Effect of specimen processing for transmission electron microscopy on lattice spacing variation in Si specimens

•Lattice spacing in Si is well used for magnification calibration of TEM.•Lattice spacing in Si specimens for TEM may vary depending on specimen processing method.•The lattice spacing at the outermost region of the specimen edge tends to increase.•The variations can be component of the measurement uncertainty in TEM.•The Si lattice spacing is not always suitable for use as an SI-traceable reference. Variation in the (220) lattice spacing of Si due to specimen processing for transmission electron microscopy (TEM) was experimentally evaluated by comparing the measured lattice spacings of crystalline specimens processed by crushing, mechanical polishing only, and combined mechanical and Ar ion polishing.
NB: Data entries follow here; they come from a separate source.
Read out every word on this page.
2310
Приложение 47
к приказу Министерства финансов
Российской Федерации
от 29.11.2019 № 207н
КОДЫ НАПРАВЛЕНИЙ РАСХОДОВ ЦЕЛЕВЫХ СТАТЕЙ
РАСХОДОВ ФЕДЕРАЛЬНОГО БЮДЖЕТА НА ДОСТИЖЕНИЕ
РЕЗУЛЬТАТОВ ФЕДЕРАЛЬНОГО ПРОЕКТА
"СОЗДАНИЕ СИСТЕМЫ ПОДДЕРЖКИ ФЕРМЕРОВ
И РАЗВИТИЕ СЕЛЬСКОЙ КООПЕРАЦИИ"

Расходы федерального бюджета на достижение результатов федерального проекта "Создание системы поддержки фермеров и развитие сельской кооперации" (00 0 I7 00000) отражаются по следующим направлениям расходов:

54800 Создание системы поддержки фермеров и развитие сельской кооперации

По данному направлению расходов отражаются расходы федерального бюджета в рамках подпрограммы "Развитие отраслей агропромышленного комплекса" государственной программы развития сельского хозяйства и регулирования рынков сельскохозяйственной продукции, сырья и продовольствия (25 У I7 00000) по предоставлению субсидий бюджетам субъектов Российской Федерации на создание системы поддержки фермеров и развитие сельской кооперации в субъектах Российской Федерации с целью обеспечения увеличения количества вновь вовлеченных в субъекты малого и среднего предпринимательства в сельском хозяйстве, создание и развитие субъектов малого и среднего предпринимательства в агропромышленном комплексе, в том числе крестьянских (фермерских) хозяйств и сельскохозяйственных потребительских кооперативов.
Although distinct variation in the (220) lattice spacing between the Si specimens processed by crushing and by mechanical polishing only is not observed, the (220) lattice spacing of specimens prepared by combined mechanical and Ar ion polishing imply increasing tendency with increasing Ar ion beam irradiation time. Moreover, the (220) lattice spacing measured from the outermost region of the specimen edge tends to be approximately 3% to 5% larger than that measured from the inner region, irrespective of the processing method. These results demonstrate that differences in the processing conditions of Si specimens and in the measurement location of the Si lattice spacing can be major component of the measurement uncertainty in sub-nanometer metrology using TEM with magnification calibration by the Si lattice spacing. When attempting to apply the lattice spacing of Si as a reference with traceability to the International System of Units for TEM magnification calibration in sub-nanometer metrology, the results suggest that the effect of specimen processing on variation in the lattice spacing is not negligible.